The types of materials that are distributed as Open Educational Resources are usually those that have been previously used in a class-room setting, or designed for a purely online or in a blended learning context. They may be materials for activities or labs, full courses, games, lecture notes, lesson plans, teaching and learning strategies, video recorded lectures, or images and illustrations. The audience for these materials may be lecturers (which is primarily the case) or may be students or even parents or administrators.

What type of licences?

Open Educational Resources are usually licenced so that they may be easily re-used within a non-commercial educational content (ie not re-sold). Many licences allow for ‘re-mixing’ which means that they may be adapted and enhanced to suit differing institutional contexts and student cohorts. Some licences only allow for sharing and re-use and no major revision (ie. ‘read the fine print’) and many are available within the certain educational copyright regime of the particular country (ie. ‘educational use of copyrighted material’ provisions). Attribution is always an important consideration, meaning that the materials taken from OER repositories must be acknowledged so that the original creators of the work are credited.

Where are OER found?

Many OER repositories are available on the open web, such as the OER Commons project or Connexions. The repositories may be run by volunteers or through paid employees on project funding provided by a university or funding agency. Although projects such as OER Commons and Connexions were designed specifically for OER, broader definitions of the term may include projects such as the Internet Archive or even Wikipedia. OER repositories may also exist at a university level to be maintained either by the university library or through the team responsible for the university Leaning Management System (LMS). Leaner Management Systems such as Desire2Learn have inbuilt repositories so that course content may be deposited and shared at a school, faculty, or institutional level (or open to the broader community).

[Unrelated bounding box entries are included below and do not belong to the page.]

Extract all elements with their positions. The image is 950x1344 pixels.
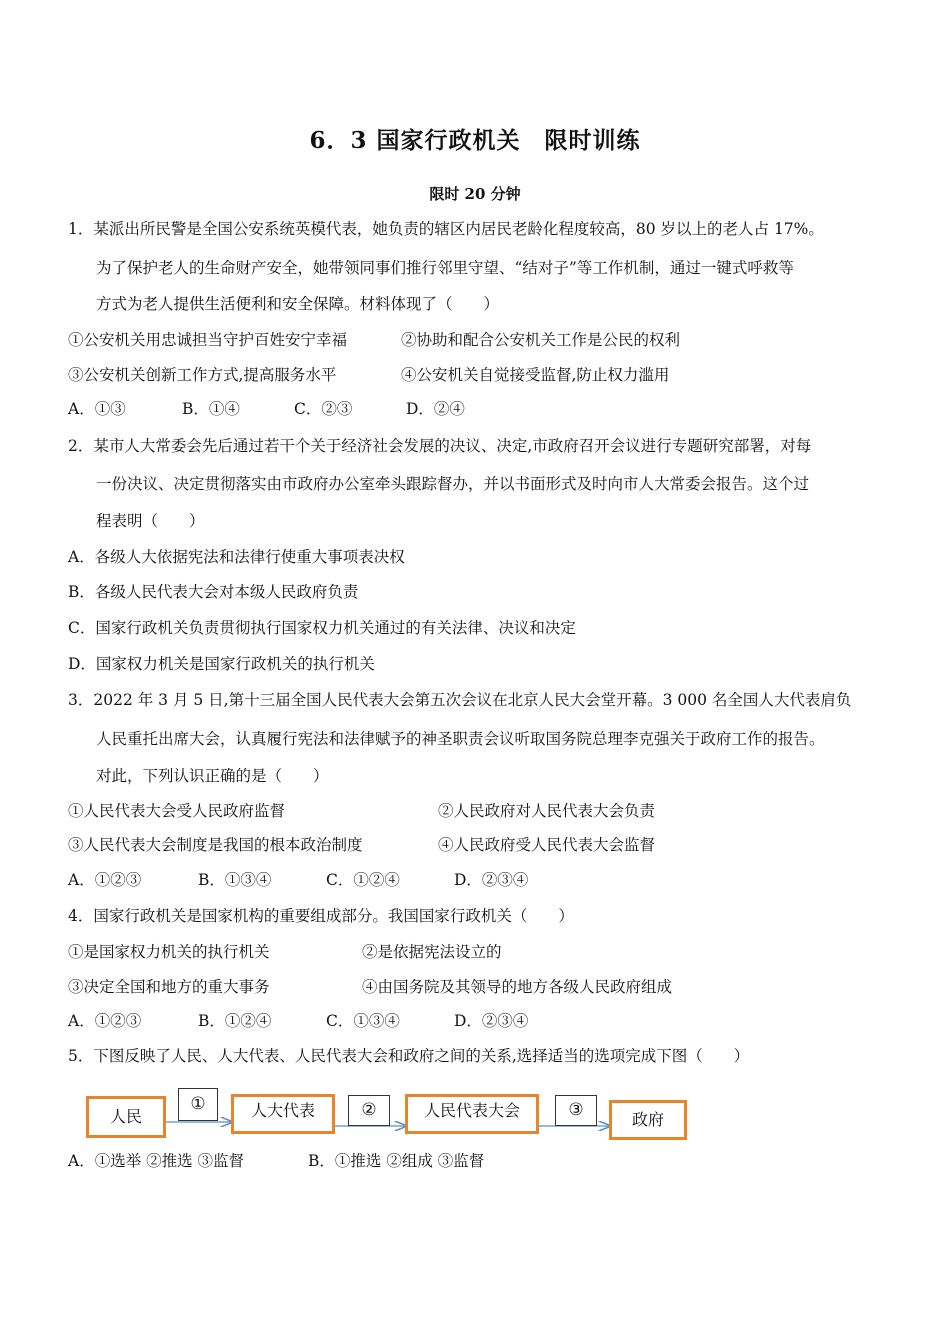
- q2-stem-line1: 2．某市人大常委会先后通过若干个关于经济社会发展的决议、决定,市政府召开会议进行专题研究部署，对每: [68, 437, 812, 455]
- q4-statement-3: ③决定全国和地方的重大事务: [68, 978, 270, 996]
- q3-choice-c[interactable]: C．①②④: [326, 871, 400, 889]
- q4-choice-d[interactable]: D．②③④: [454, 1012, 529, 1030]
- q1-stem-line3: 方式为老人提供生活便利和安全保障。材料体现了（ ）: [96, 295, 500, 313]
- q1-statement-4: ④公安机关自觉接受监督,防止权力滥用: [401, 366, 670, 384]
- q3-statement-1: ①人民代表大会受人民政府监督: [68, 802, 286, 820]
- diagram-label-3: ③: [555, 1095, 597, 1126]
- diagram-label-1: ①: [178, 1088, 218, 1121]
- box-deputies: 人大代表: [231, 1094, 335, 1134]
- box-government: 政府: [609, 1100, 687, 1140]
- q2-choice-b[interactable]: B．各级人民代表大会对本级人民政府负责: [68, 583, 359, 601]
- box-people: 人民: [86, 1096, 166, 1138]
- q4-stem-line1: 4．国家行政机关是国家机构的重要组成部分。我国国家行政机关（ ）: [68, 907, 574, 925]
- q1-stem-line2: 为了保护老人的生命财产安全，她带领同事们推行邻里守望、“结对子”等工作机制，通过一键式呼救等: [96, 259, 794, 277]
- q3-statement-3: ③人民代表大会制度是我国的根本政治制度: [68, 836, 363, 854]
- q1-choice-d[interactable]: D．②④: [406, 400, 465, 418]
- q3-choice-a[interactable]: A．①②③: [68, 871, 142, 889]
- q3-statement-2: ②人民政府对人民代表大会负责: [438, 802, 656, 820]
- q4-statement-1: ①是国家权力机关的执行机关: [68, 943, 270, 961]
- page-title: 6．3 国家行政机关 限时训练: [309, 127, 641, 154]
- time-limit: 限时 20 分钟: [429, 185, 521, 203]
- q3-statement-4: ④人民政府受人民代表大会监督: [438, 836, 656, 854]
- q4-choice-b[interactable]: B．①②④: [198, 1012, 272, 1030]
- q4-choice-a[interactable]: A．①②③: [68, 1012, 142, 1030]
- q4-statement-4: ④由国务院及其领导的地方各级人民政府组成: [362, 978, 673, 996]
- q1-choice-c[interactable]: C．②③: [294, 400, 353, 418]
- q2-choice-d[interactable]: D．国家权力机关是国家行政机关的执行机关: [68, 655, 375, 673]
- q1-statement-3: ③公安机关创新工作方式,提高服务水平: [68, 366, 337, 384]
- q5-stem-line1: 5．下图反映了人民、人大代表、人民代表大会和政府之间的关系,选择适当的选项完成下图（ ）: [68, 1047, 750, 1065]
- q4-choice-c[interactable]: C．①③④: [326, 1012, 400, 1030]
- q1-choice-a[interactable]: A．①③: [68, 400, 126, 418]
- q3-stem-line3: 对此，下列认识正确的是（ ）: [96, 767, 329, 785]
- q1-statement-1: ①公安机关用忠诚担当守护百姓安宁幸福: [68, 331, 348, 349]
- q2-stem-line2: 一份决议、决定贯彻落实由市政府办公室牵头跟踪督办，并以书面形式及时向市人大常委会报告。这个过: [96, 475, 810, 493]
- box-congress: 人民代表大会: [405, 1094, 539, 1134]
- q3-choice-b[interactable]: B．①③④: [198, 871, 272, 889]
- q5-choice-b[interactable]: B．①推选 ②组成 ③监督: [308, 1152, 485, 1170]
- q1-statement-2: ②协助和配合公安机关工作是公民的权利: [401, 331, 681, 349]
- q2-stem-line3: 程表明（ ）: [96, 512, 205, 530]
- q5-choice-a[interactable]: A．①选举 ②推选 ③监督: [68, 1152, 245, 1170]
- q4-statement-2: ②是依据宪法设立的: [362, 943, 502, 961]
- q3-stem-line2: 人民重托出席大会，认真履行宪法和法律赋予的神圣职责会议听取国务院总理李克强关于政府工作的报告。: [96, 730, 825, 748]
- q2-choice-a[interactable]: A．各级人大依据宪法和法律行使重大事项表决权: [68, 548, 405, 566]
- q1-stem-line1: 1．某派出所民警是全国公安系统英模代表，她负责的辖区内居民老龄化程度较高，80 岁以上的老人占 17%。: [68, 220, 824, 238]
- q3-stem-line1: 3．2022 年 3 月 5 日,第十三届全国人民代表大会第五次会议在北京人民大会堂开幕。3 000 名全国人大代表肩负: [68, 691, 852, 709]
- diagram-label-2: ②: [348, 1095, 390, 1126]
- q2-choice-c[interactable]: C．国家行政机关负责贯彻执行国家权力机关通过的有关法律、决议和决定: [68, 619, 576, 637]
- q3-choice-d[interactable]: D．②③④: [454, 871, 529, 889]
- q1-choice-b[interactable]: B．①④: [182, 400, 240, 418]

What are the archival (technical) standards?

When OER materials are places into a repository, metadata and archival standards need to be associated with them so that they may be easily located, archived and shared in a meaningful way. SCORM (Sharable Content Object Reference Model) is a common way in which objects may be described, zipped-up into a package and re-used by different Learner Management Systems (LMS). Succinctly, SCORM is a ‘package of lessons’ that are bundled together so as to be understood by the LMS. What this means for educators, is that when placing OER materials into a repository, the correct ‘meta-data’ (data about data) is required about the material; usually inputted through a form to demarcate the type of materials and subjects addressed.

What are the archival (teaching) standards?

Many OER resources are likewise aligned with the teaching standards that may exist in different institutions or jurisdictions. The resources available are often aligned through a peer-assessment of the OER’s utility, quality of explanation, or quality of technical interactivity. The value of this for educators is the certainty that OER resources are of high quality and currency and purposefully meet teaching challenges.